In linked appeals R (Lancashire County Council) v SoS for DEFRA and R (NHS Property Services Ltd) v Surrey County Council (2019) UKSC 58, the Supreme Court was primarily concerned with the issue whether the concept of “statutory incompatibility” applies to prevent land from being registered as a village green where it is held for general statutory purposes.

The Lancashire case concerned an area of land which borders a primary School.   Upon an application to register the land as a village green, an Inspector concluded that most of the land should be so registered, rejecting Lancashire County Council’s arguments that the land was held for statutory purposes which were inconsistent with the registration of the land as a village green.  The Council brought a claim for judicial review of this decision, which was unsuccessful in the High Court.

The NHS and Surrey case concerned an area of land, which neighbours an NHS Hospital. An application was made for the land to be registered as a village green. An Inspector was engaged to conduct a non-statutory Inquiry.  Following this Inquiry, the recommendation of the Inspector was that the land should not be registered. This was on the basis that there was no relevant neighbourhood, rather than on the basis of statutory incompatibility.  Despite the Inspector’s views, Surrey County Council nevertheless decided to register the land.  The NHS successfully challenged this registration in the High Court.

The Court of Appeal (2018) EWCA Civ 72l rejected the County Council’s appeal in the Lancashire case and granted the NHS appeal in the Surrey case, such that the registration of both plots of land was upheld. The landowners in both cases appealed to the Supreme Court.

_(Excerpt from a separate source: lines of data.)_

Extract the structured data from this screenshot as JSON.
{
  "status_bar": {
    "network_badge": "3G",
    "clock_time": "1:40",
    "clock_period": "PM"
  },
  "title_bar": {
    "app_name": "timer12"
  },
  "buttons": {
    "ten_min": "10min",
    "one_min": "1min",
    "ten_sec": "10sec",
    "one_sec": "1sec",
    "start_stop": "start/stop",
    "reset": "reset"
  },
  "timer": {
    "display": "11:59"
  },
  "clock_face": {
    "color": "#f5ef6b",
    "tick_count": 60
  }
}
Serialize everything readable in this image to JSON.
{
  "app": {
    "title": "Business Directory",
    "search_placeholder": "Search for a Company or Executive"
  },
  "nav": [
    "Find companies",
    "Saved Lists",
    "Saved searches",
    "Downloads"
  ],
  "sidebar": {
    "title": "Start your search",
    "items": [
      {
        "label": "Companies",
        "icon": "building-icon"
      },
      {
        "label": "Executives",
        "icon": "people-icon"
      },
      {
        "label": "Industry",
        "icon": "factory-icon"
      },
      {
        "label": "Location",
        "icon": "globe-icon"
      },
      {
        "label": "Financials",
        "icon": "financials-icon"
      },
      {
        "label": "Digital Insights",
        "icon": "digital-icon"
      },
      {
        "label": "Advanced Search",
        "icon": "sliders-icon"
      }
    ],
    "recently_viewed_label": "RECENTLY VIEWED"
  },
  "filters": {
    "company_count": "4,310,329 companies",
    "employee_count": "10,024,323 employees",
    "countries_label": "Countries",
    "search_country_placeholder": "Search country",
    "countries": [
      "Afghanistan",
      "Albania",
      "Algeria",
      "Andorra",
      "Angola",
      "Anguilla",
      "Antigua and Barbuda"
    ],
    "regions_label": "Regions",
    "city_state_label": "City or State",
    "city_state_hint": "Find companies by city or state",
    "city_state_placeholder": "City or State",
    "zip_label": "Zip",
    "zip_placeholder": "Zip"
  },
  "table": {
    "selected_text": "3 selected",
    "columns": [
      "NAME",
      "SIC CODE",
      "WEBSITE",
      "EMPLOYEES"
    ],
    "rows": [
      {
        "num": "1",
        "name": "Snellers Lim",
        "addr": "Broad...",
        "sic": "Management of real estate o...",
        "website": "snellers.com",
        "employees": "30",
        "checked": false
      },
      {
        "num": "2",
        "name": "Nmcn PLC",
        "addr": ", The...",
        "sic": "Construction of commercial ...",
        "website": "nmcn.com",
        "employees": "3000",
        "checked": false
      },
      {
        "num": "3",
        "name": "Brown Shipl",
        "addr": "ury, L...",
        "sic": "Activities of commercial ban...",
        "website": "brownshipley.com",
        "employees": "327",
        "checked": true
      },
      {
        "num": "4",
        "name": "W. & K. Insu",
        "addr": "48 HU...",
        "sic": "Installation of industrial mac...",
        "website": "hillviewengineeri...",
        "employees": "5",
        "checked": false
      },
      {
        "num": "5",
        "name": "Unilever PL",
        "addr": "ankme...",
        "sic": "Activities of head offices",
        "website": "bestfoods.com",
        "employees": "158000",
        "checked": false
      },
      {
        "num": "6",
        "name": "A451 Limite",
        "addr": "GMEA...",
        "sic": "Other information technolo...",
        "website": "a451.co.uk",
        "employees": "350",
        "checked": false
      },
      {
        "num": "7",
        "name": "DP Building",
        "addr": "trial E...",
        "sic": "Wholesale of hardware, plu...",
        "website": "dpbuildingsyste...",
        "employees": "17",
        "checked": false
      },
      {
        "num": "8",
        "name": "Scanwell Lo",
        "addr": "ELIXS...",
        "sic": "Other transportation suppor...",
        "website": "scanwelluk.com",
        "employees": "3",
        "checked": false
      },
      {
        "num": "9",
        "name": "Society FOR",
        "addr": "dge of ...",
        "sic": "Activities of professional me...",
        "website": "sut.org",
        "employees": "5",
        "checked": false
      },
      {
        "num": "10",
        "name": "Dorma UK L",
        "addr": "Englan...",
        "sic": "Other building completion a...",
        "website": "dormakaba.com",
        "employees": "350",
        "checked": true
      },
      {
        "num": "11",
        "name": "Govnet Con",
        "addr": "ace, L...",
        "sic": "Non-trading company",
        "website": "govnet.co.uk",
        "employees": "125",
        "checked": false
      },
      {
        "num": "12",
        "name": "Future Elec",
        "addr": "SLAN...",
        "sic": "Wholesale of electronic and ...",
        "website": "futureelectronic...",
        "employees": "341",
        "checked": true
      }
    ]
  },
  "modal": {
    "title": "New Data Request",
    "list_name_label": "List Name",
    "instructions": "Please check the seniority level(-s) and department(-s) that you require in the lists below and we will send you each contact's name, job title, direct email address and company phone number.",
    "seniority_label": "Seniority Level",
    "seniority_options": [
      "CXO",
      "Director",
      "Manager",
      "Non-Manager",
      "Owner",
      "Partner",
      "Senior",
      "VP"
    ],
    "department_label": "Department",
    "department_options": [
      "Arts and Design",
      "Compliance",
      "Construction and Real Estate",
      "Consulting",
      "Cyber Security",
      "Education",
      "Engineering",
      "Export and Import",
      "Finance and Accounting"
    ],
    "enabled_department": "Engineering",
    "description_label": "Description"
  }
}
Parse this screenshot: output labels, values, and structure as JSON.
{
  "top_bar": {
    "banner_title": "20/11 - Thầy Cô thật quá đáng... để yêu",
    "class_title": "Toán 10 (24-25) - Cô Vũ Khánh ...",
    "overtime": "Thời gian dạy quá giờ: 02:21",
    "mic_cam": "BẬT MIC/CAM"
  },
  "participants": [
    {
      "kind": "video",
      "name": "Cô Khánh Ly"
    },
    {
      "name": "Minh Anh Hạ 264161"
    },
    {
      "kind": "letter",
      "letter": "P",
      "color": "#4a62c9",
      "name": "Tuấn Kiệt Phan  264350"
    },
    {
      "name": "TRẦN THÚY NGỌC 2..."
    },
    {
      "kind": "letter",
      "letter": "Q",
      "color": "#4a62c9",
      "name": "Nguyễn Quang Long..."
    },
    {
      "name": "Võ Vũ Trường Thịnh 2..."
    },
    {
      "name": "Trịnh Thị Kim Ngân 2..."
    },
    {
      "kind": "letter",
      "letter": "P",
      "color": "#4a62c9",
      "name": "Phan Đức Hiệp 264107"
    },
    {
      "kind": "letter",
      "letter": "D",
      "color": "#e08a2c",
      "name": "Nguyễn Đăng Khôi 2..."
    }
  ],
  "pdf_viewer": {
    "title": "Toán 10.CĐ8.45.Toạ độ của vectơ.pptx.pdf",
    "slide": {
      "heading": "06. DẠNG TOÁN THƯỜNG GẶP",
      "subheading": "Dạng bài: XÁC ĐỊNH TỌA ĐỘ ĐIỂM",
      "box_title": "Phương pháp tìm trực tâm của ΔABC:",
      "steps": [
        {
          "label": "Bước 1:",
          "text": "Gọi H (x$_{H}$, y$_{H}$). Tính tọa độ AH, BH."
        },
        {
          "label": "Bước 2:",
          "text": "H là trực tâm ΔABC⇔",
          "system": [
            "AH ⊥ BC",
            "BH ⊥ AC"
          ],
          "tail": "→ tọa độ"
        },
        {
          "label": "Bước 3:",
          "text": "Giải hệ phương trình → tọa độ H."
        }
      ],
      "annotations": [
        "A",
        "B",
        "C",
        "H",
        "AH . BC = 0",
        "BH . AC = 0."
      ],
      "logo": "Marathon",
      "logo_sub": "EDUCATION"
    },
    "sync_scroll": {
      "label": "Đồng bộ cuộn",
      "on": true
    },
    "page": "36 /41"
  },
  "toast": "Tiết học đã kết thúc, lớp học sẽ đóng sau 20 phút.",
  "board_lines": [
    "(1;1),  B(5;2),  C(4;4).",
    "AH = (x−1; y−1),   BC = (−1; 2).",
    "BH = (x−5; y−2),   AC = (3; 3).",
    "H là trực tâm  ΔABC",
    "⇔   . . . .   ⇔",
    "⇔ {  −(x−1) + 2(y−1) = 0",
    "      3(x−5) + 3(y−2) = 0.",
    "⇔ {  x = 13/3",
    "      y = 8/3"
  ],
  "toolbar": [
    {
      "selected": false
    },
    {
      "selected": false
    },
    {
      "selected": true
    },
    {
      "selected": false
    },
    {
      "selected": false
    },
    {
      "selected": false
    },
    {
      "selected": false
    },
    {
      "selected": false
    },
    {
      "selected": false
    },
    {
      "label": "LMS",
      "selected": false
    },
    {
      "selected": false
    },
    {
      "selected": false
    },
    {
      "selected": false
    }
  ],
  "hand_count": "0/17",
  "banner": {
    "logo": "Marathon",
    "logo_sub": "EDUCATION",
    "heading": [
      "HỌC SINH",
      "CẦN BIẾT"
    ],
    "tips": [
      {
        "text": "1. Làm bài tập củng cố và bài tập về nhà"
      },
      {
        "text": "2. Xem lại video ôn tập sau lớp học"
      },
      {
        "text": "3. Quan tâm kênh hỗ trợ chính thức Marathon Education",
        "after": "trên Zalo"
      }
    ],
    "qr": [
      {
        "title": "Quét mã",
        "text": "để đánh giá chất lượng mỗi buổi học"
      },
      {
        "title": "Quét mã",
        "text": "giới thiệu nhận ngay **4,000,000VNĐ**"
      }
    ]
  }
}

The leading Judgment, allowing, by a majority, the appeals in both cases, was given by Lord Carnwath and Lord Sales, with whom Lady Black agreed. They said that the Inspector’s finding in the Lancashire case that the land was not acquired and held pursuant to statutory education purposes was inconsistent with the evidence and irrational. Therefore the central issue in both the cases under appeal was the interpretation and application of the “statutory incompatibility” ground of decision, identified in the majority judgment in the Supreme Court in R (Newhaven Port & Properties Ltd) v East Sussex County Council [2015] UKSC 7 (“Newhaven”).

The majority’s opinion was that Newhaven authoritatively interpreted the Commons Act 2006 (“the Act”) to mean that where land is acquired and held for defined statutory purposes by a public authority, the Act does not enable the public to acquire rights over that land by registering it as a green where such registration would be incompatible with those statutory purposes. Here there was an incompatibility between the statutory purposes for which the land is held and use of that land as a green. Therefore the Act is not applicable.

The test set out in Newhaven is not whether the land has been allocated by statute for particular purposes, but rather whether it has been acquired by the public authority pursuant to its statutory powers and is held for the purposes of those powers, where those purposes are incompatible with registration of the land as a green.  Applying the Act as interpreted in Newhaven, Lancashire County Council and the NHS could show that there is statutory incompatibility in each case. In the Lancashire case, the rights claimed pursuant to the registration of the land as a green are incompatible with the use of the relevant areas for education purposes, including, for example, use of them as playing fields or for constructing new school buildings. The County Council does not need to show they are currently being used for such purposes, only that they are held for such statutory purposes. Similar points apply in the Surrey case. The issue of incompatibility has to be decided by reference to the statutory purposes for which the land is held, not by reference to how the land happens to be used at a particular point in time.